Note that the level of attention and maintenance for such a super-imposed system is increased to levels beyond even the maintenance you have NOT been providing to your alarm system. However, for those who have gone to the trouble of cleaning up their alarms, this could be a next logical step. WARNING!! DON'T TRY IT WITHOUT HAVING CLEANED UP THE BASIC ALARM SYSTEM FIRST. As a voice of experience from one who has tried it both ways, I can tell you that it has no chance of success if you don't do it in the right order. Also, don't try it in conjunction with complex state-estimation models. They have never worked, for a variety of reasons. Handle only the simplest configurations first, increasing your complexity to a level as you see the operations team can support it. The rule here is that if it must be maintained by engineers or mathemeticians, then operators will not receive sustained benefits from it.

To be fair, I should state that I have seen cases where complex model-based systems did work, and were maintained past their initial installation for some period. All of these successful examples share two common traits. The first was that the problem could not have been solved any other way. The second was that the value of solving the problem was so great that it justified the PhD mathemetician who had to be kept on the problem. Note that one other issue was that the PhD mathemetician's interest was also maintained because there were enough twists and turns to the solution that it required his ongoing inventiveness to keep resolving new issues. Perhaps more of these would be in existence if somebody were to offer an inexpensive and efficient expert system package...

We have also seen products from a company in Louisiana called Prosys. http://www.prosys.com/. Having not seen their tools first-hand, I can only guess what they have from descriptions of their products. The approach is similar - a replacement of the DCS alarm screen, but giving a more powerful view to the operator. My understanding is that they have a few examples of these having been installed and maintained for an extended period.

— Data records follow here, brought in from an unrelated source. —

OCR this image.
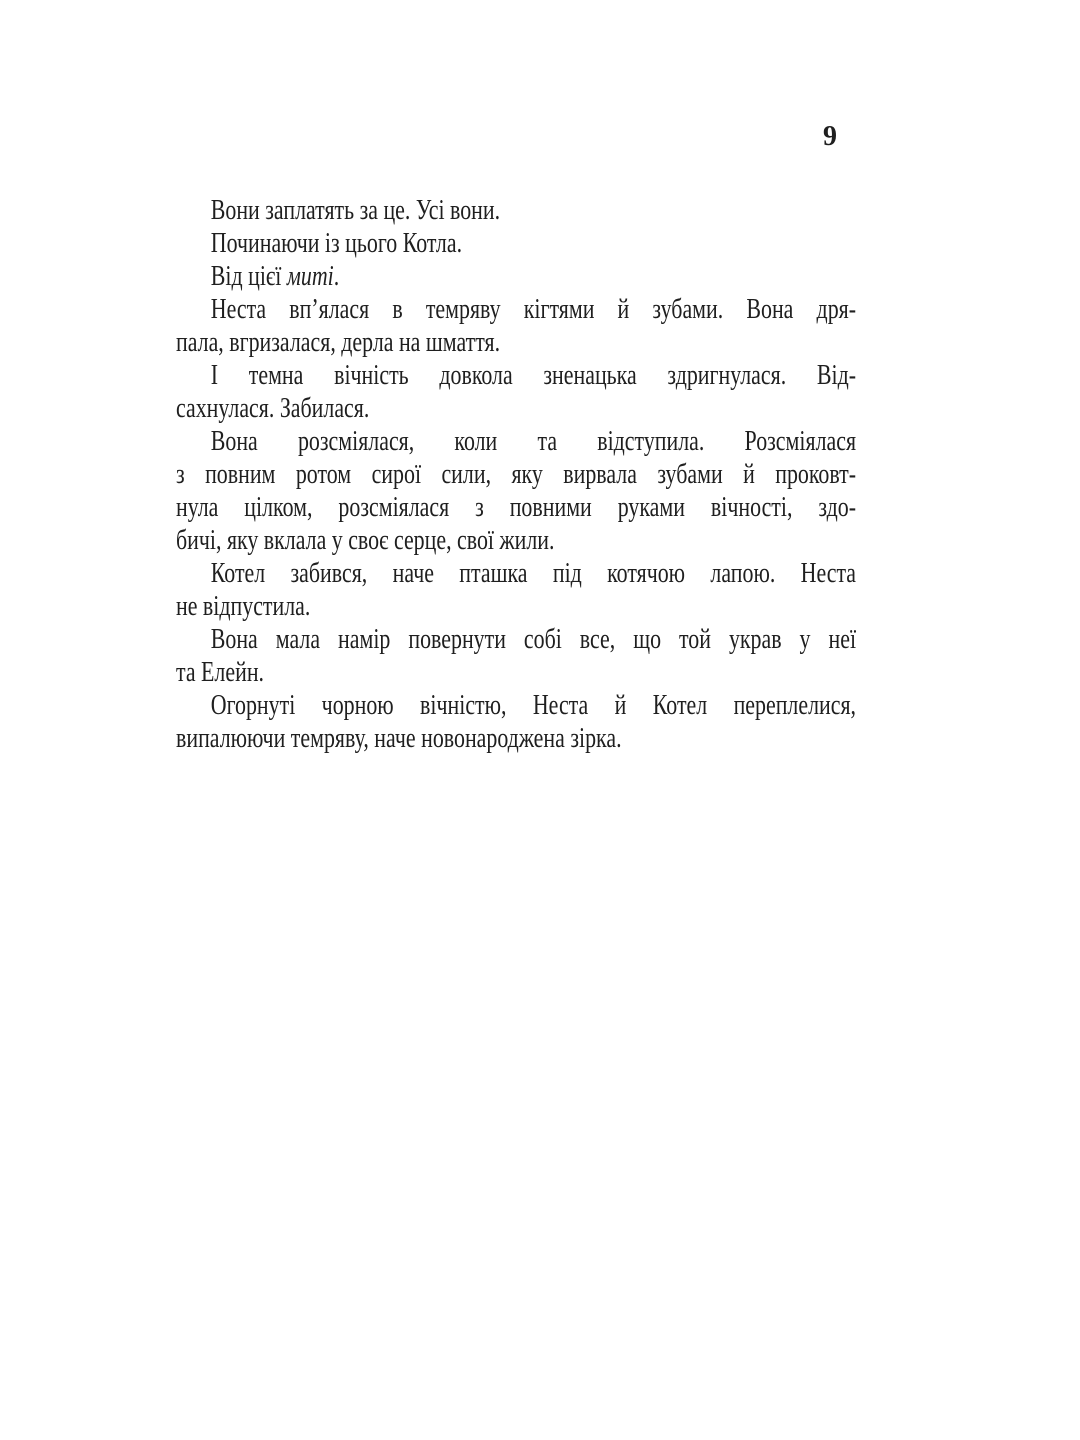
9
Вони заплатять за це. Усі вони.
Починаючи із цього Котла.
Від цієї миті.
Неста вп’ялася в темряву кігтями й зубами. Вона дря-
пала, вгризалася, дерла на шмаття.
І темна вічність довкола зненацька здригнулася. Від-
сахнулася. Забилася.
Вона розсміялася, коли та відступила. Розсміялася
з повним ротом сирої сили, яку вирвала зубами й проковт-
нула цілком, розсміялася з повними руками вічності, здо-
бичі, яку вклала у своє серце, свої жили.
Котел забився, наче пташка під котячою лапою. Неста
не відпустила.
Вона мала намір повернути собі все, що той украв у неї
та Елейн.
Огорнуті чорною вічністю, Неста й Котел переплелися,
випалюючи темряву, наче новонароджена зірка.
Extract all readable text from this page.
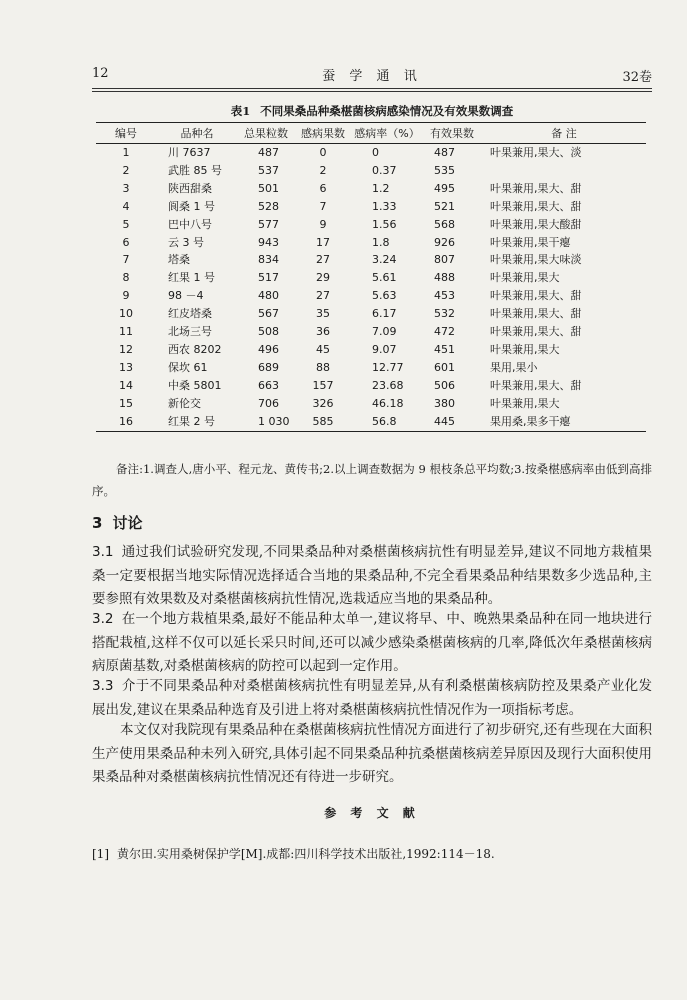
12	蚕 学 通 讯	32卷
表1 不同果桑品种桑椹菌核病感染情况及有效果数调查
编号	品种名	总果粒数	感病果数	感病率（%）	有效果数	备 注
1	川 7637	487	0	0	487	叶果兼用,果大、淡
2	武胜 85 号	537	2	0.37	535	
3	陕西甜桑	501	6	1.2	495	叶果兼用,果大、甜
4	阆桑 1 号	528	7	1.33	521	叶果兼用,果大、甜
5	巴中八号	577	9	1.56	568	叶果兼用,果大酸甜
6	云 3 号	943	17	1.8	926	叶果兼用,果干瘪
7	塔桑	834	27	3.24	807	叶果兼用,果大味淡
8	红果 1 号	517	29	5.61	488	叶果兼用,果大
9	98 －4	480	27	5.63	453	叶果兼用,果大、甜
10	红皮塔桑	567	35	6.17	532	叶果兼用,果大、甜
11	北场三号	508	36	7.09	472	叶果兼用,果大、甜
12	西农 8202	496	45	9.07	451	叶果兼用,果大
13	保坎 61	689	88	12.77	601	果用,果小
14	中桑 5801	663	157	23.68	506	叶果兼用,果大、甜
15	新伦交	706	326	46.18	380	叶果兼用,果大
16	红果 2 号	1 030	585	56.8	445	果用桑,果多干瘪
备注:1.调查人,唐小平、程元龙、黄传书;2.以上调查数据为 9 根枝条总平均数;3.按桑椹感病率由低到高排序。
3 讨论
3.1 通过我们试验研究发现,不同果桑品种对桑椹菌核病抗性有明显差异,建议不同地方栽植果桑一定要根据当地实际情况选择适合当地的果桑品种,不完全看果桑品种结果数多少选品种,主要参照有效果数及对桑椹菌核病抗性情况,选栽适应当地的果桑品种。
3.2 在一个地方栽植果桑,最好不能品种太单一,建议将早、中、晚熟果桑品种在同一地块进行搭配栽植,这样不仅可以延长采只时间,还可以减少感染桑椹菌核病的几率,降低次年桑椹菌核病病原菌基数,对桑椹菌核病的防控可以起到一定作用。
3.3 介于不同果桑品种对桑椹菌核病抗性有明显差异,从有利桑椹菌核病防控及果桑产业化发展出发,建议在果桑品种选育及引进上将对桑椹菌核病抗性情况作为一项指标考虑。
本文仅对我院现有果桑品种在桑椹菌核病抗性情况方面进行了初步研究,还有些现在大面积生产使用果桑品种未列入研究,具体引起不同果桑品种抗桑椹菌核病差异原因及现行大面积使用果桑品种对桑椹菌核病抗性情况还有待进一步研究。
参 考 文 献
[1] 黄尔田.实用桑树保护学[M].成都:四川科学技术出版社,1992:114－18.
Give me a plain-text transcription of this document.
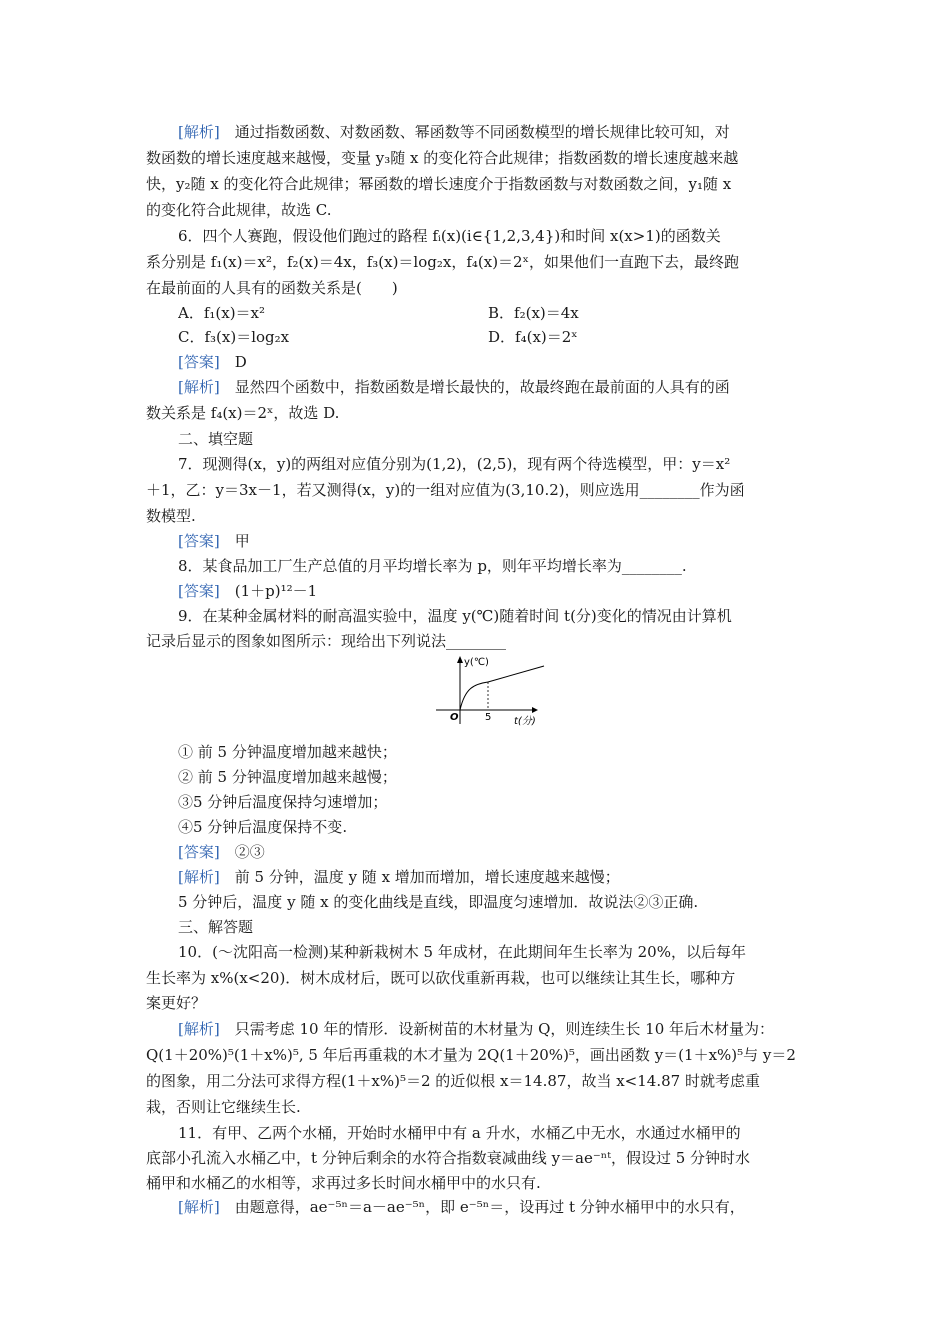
[解析]　通过指数函数、对数函数、幂函数等不同函数模型的增长规律比较可知，对
数函数的增长速度越来越慢，变量 y₃随 x 的变化符合此规律；指数函数的增长速度越来越
快，y₂随 x 的变化符合此规律；幂函数的增长速度介于指数函数与对数函数之间，y₁随 x
的变化符合此规律，故选 C.
6．四个人赛跑，假设他们跑过的路程 fᵢ(x)(i∈{1,2,3,4})和时间 x(x>1)的函数关
系分别是 f₁(x)＝x²，f₂(x)＝4x，f₃(x)＝log₂x，f₄(x)＝2ˣ，如果他们一直跑下去，最终跑
在最前面的人具有的函数关系是(　　)
A．f₁(x)＝x²	B．f₂(x)＝4x
C．f₃(x)＝log₂x	D．f₄(x)＝2ˣ
[答案]　D
[解析]　显然四个函数中，指数函数是增长最快的，故最终跑在最前面的人具有的函
数关系是 f₄(x)＝2ˣ，故选 D.
二、填空题
7．现测得(x，y)的两组对应值分别为(1,2)，(2,5)，现有两个待选模型，甲：y＝x²
＋1，乙：y＝3x－1，若又测得(x，y)的一组对应值为(3,10.2)，则应选用________作为函
数模型.
[答案]　甲
8．某食品加工厂生产总值的月平均增长率为 p，则年平均增长率为________.
[答案]　(1＋p)¹²－1
9．在某种金属材料的耐高温实验中，温度 y(℃)随着时间 t(分)变化的情况由计算机
记录后显示的图象如图所示：现给出下列说法________
y(℃)
t(分)
O	5
① 前 5 分钟温度增加越来越快；
② 前 5 分钟温度增加越来越慢；
③5 分钟后温度保持匀速增加；
④5 分钟后温度保持不变.
[答案]　②③
[解析]　前 5 分钟，温度 y 随 x 增加而增加，增长速度越来越慢；
5 分钟后，温度 y 随 x 的变化曲线是直线，即温度匀速增加．故说法②③正确.
三、解答题
10．(～沈阳高一检测)某种新栽树木 5 年成材，在此期间年生长率为 20%，以后每年
生长率为 x%(x<20)．树木成材后，既可以砍伐重新再栽，也可以继续让其生长，哪种方
案更好？
[解析]　只需考虑 10 年的情形．设新树苗的木材量为 Q，则连续生长 10 年后木材量为：
Q(1＋20%)⁵(1＋x%)⁵, 5 年后再重栽的木才量为 2Q(1＋20%)⁵，画出函数 y＝(1＋x%)⁵与 y＝2
的图象，用二分法可求得方程(1＋x%)⁵＝2 的近似根 x＝14.87，故当 x<14.87 时就考虑重
栽，否则让它继续生长.
11．有甲、乙两个水桶，开始时水桶甲中有 a 升水，水桶乙中无水，水通过水桶甲的
底部小孔流入水桶乙中，t 分钟后剩余的水符合指数衰减曲线 y＝ae⁻ⁿᵗ，假设过 5 分钟时水
桶甲和水桶乙的水相等，求再过多长时间水桶甲中的水只有.
[解析]　由题意得，ae⁻⁵ⁿ＝a－ae⁻⁵ⁿ，即 e⁻⁵ⁿ＝，设再过 t 分钟水桶甲中的水只有，
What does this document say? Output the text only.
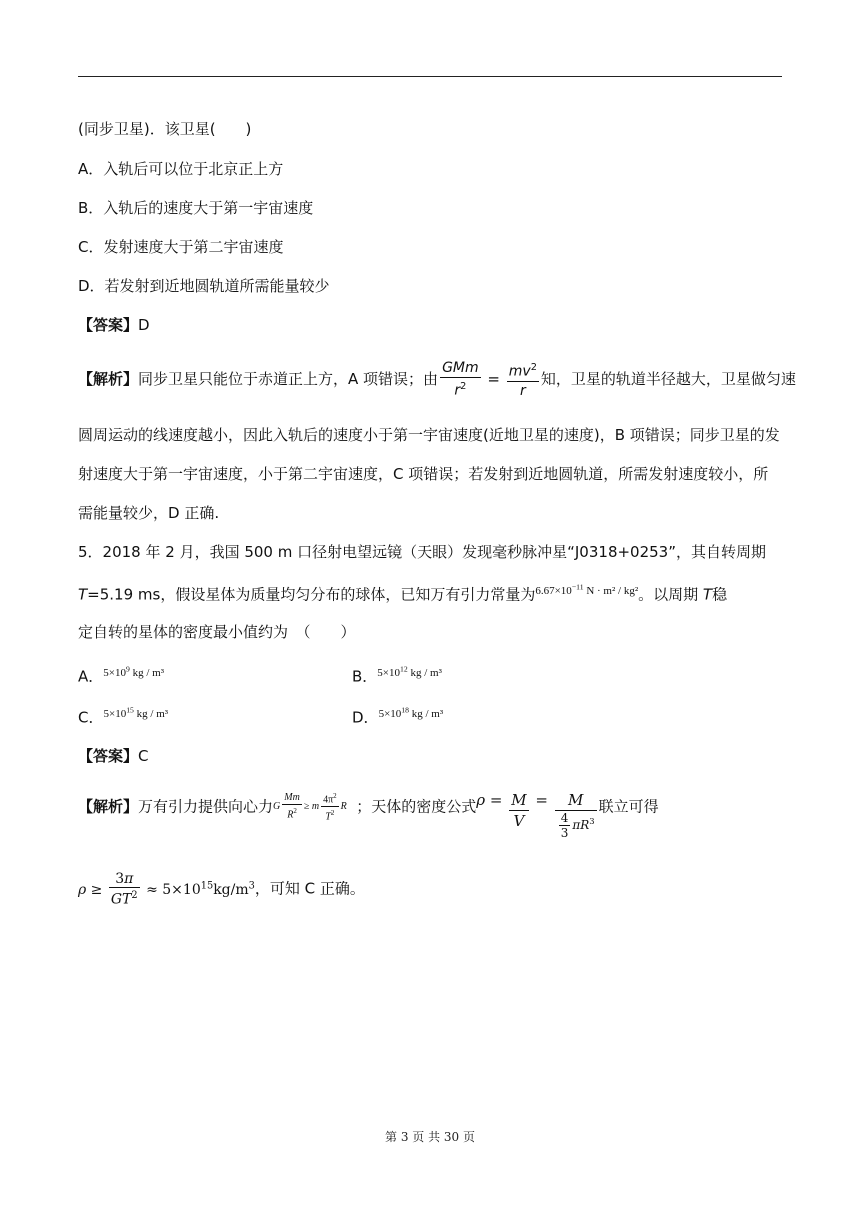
(同步卫星)．该卫星(　　)
A．入轨后可以位于北京正上方
B．入轨后的速度大于第一宇宙速度
C．发射速度大于第二宇宙速度
D．若发射到近地圆轨道所需能量较少
【答案】D
【解析】同步卫星只能位于赤道正上方，A 项错误；由 $\frac{\text{GMm}}{r^2} = \frac{mv^2}{r}$ 知，卫星的轨道半径越大，卫星做匀速
圆周运动的线速度越小，因此入轨后的速度小于第一宇宙速度(近地卫星的速度)，B 项错误；同步卫星的发
射速度大于第一宇宙速度，小于第二宇宙速度，C 项错误；若发射到近地圆轨道，所需发射速度较小，所
需能量较少，D 正确.
5．2018 年 2 月，我国 500 m 口径射电望远镜（天眼）发现毫秒脉冲星“J0318+0253”，其自转周期
T=5.19 ms，假设星体为质量均匀分布的球体，已知万有引力常量为$^{6.67\times 10^{-11} N \cdot m^2 / kg^2}$。以周期 T稳
定自转的星体的密度最小值约为　（　　）
A．$^{5\times 10^9 kg / m^3}$	B．$^{5\times 10^{12} kg / m^3}$
C．$^{5\times 10^{15} kg / m^3}$	D．$^{5\times 10^{18} kg / m^3}$
【答案】C
【解析】万有引力提供向心力G $\frac{Mm}{R^2} \ge m \frac{4\pi^2}{T^2}$ R ；天体的密度公式$\rho = \frac{M}{V} = \frac{M}{\frac{4}{3} \pi R^3}$ 联立可得
$\rho \ge \frac{3\pi}{GT^2} \approx 5\times 10^{15}kg/m^3$，可知 C 正确。
第 3 页 共 30 页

With proper implementation of these tools - not trying to take on the world, but simply to give the operator better information, it is possible that flood management - the holy grail of alarm management - may be within reach. We're certainly heading that way.

The ROI on Alarm Management

I was at a mixed-company training a while back. There were companies there who used software from various vendors, and had solution projects performed by the same, and a greater mixture of "alarm management newbies"- i.e. those only recently addicted/afflicted. The question of ROI for alarm management came up. The Newbies wanted to know how the experienced ones evaluated ROI for the effort.

The comment from a battle-scarred veteran was "Yes- our management is asking that same question. They want to know what they have received back for the $x Million (it was a shocking number) they've invested in all of these rationalizations, etc. They noticed that the control room seemed a bit quieter, but they still saw the same shut-downs and plant upsets as before."

Their answer to management was that they wanted to work with the same vendor who had not yet solved their problem to invent plant state estimators, and develop a smart alarming system. WARNING Will Robinson! Aliens approaching. Be careful of what these aliens promise you. You'll be stuck with the result, and they'll exigrate back to their home land. Management's response back was "You mean we haven't already got that for what we've paid?" I repeat my mantra. You ain't seen an alarm flood until you've seen a smart alarm flood. As a veteran with battle scars in that area, I've seen too many brilliant people wreck their ships on those shoals to bet that a service provider is going to resolve this problem.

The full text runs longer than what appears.